3 tablespoons olive oil
2 tablespoons non-hydrogenated nondairy butter, melted
2 pounds brussels sprouts, TRIMMED and halved, fresh
5 Granny Smith Apples, chopped
2 Smallish red onions, cut into 1/4 inch wedges
1 teaspoon salt
1 teaspoon ground pepper
juice 1 lemon
1.5 cups Apple Cider , OPTIONAL

Method
Preheat oven to 425 degrees.

Toss sprouts, apples, and onions with oil and butter. Season with salt, pepper, and lemon juice.

Place on baking sheet, making sure they don’t overlap one another.

Bake, uncovered, for about 30 minutes. You’ll know they are ready when the apples and onions are tender and the Brussels sprouts are brown with a bit of black on the outside. Cook longer, if necessary, until Brussels sprouts become tender, tossing periodically.

Transfer vegetables to a serving dish, cover, and serve as is or keep warm. In a small pot on the stove or in the microwave, heat apple cider, then pour over vegetables and serve.

Notes

Amazing… I’ve NEVER liked Brussels sprouts. But THIS recipe did the trick. YUM!!

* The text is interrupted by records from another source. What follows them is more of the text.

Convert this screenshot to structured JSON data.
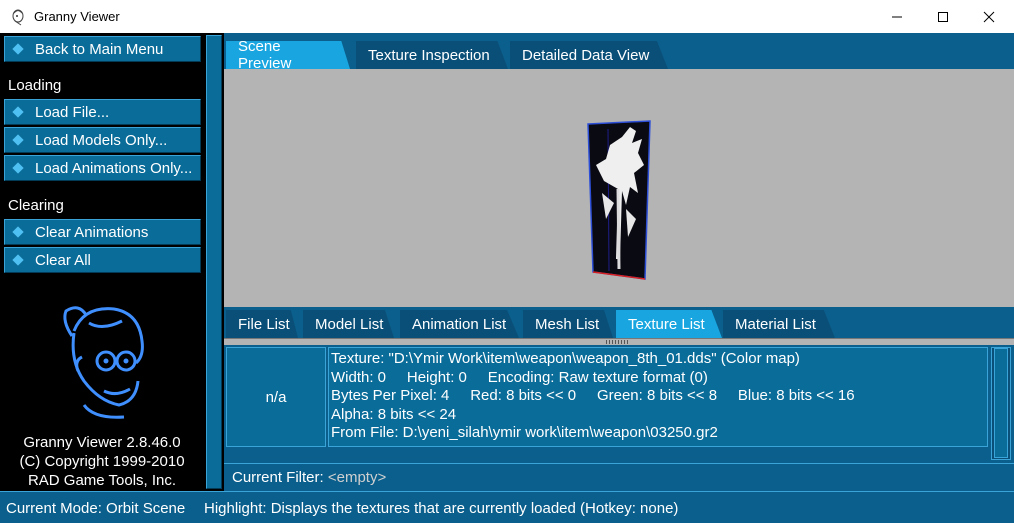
{
  "window": {
    "title": "Granny Viewer"
  },
  "sidebar": {
    "back_label": "Back to Main Menu",
    "loading_heading": "Loading",
    "loading_items": [
      "Load File...",
      "Load Models Only...",
      "Load Animations Only..."
    ],
    "clearing_heading": "Clearing",
    "clearing_items": [
      "Clear Animations",
      "Clear All"
    ],
    "about": [
      "Granny Viewer 2.8.46.0",
      "(C) Copyright 1999-2010",
      "RAD Game Tools, Inc."
    ]
  },
  "top_tabs": [
    "Scene Preview",
    "Texture Inspection",
    "Detailed Data View"
  ],
  "active_top_tab": "Scene Preview",
  "bottom_tabs": [
    "File List",
    "Model List",
    "Animation List",
    "Mesh List",
    "Texture List",
    "Material List"
  ],
  "active_bottom_tab": "Texture List",
  "texture_row": {
    "id": "n/a",
    "lines": [
      "Texture: \"D:\\Ymir Work\\item\\weapon\\weapon_8th_01.dds\" (Color map)",
      "Width: 0     Height: 0     Encoding: Raw texture format (0)",
      "Bytes Per Pixel: 4     Red: 8 bits << 0     Green: 8 bits << 8     Blue: 8 bits << 16",
      "Alpha: 8 bits << 24",
      "From File: D:\\yeni_silah\\ymir work\\item\\weapon\\03250.gr2"
    ]
  },
  "filter": {
    "label": "Current Filter:",
    "value": "<empty>"
  },
  "status": {
    "mode": "Current Mode: Orbit Scene",
    "highlight": "Highlight: Displays the textures that are currently loaded (Hotkey: none)"
  },
  "colors": {
    "panel_blue": "#0b5f8c",
    "button_blue": "#0a6c99",
    "active_tab": "#19a6e0",
    "preview_gray": "#b4b4b4"
  }
}
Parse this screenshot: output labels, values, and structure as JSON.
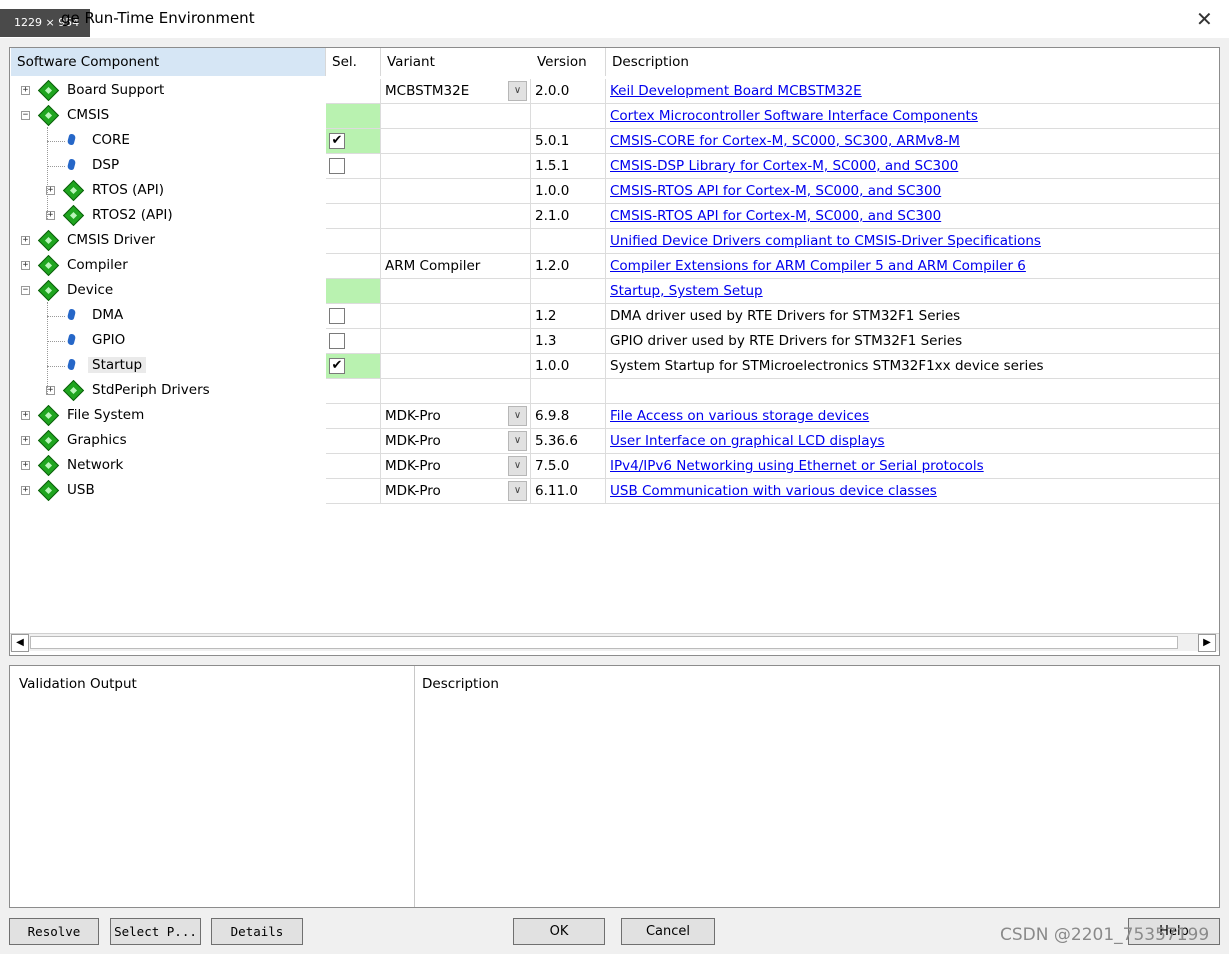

FOOD LORE (From cookbook – The Vegan Table – a MUST BUY): The name Brussels sprouts stems from the original place of cultivation, not because of the vegetable’s popularity in the capital city. During the sixteenth century, Brussels sprouts enjoyed popularity in Belgium, but enjoyment of the vegetable eventually spread throughout Europe and throughout the rest of the world.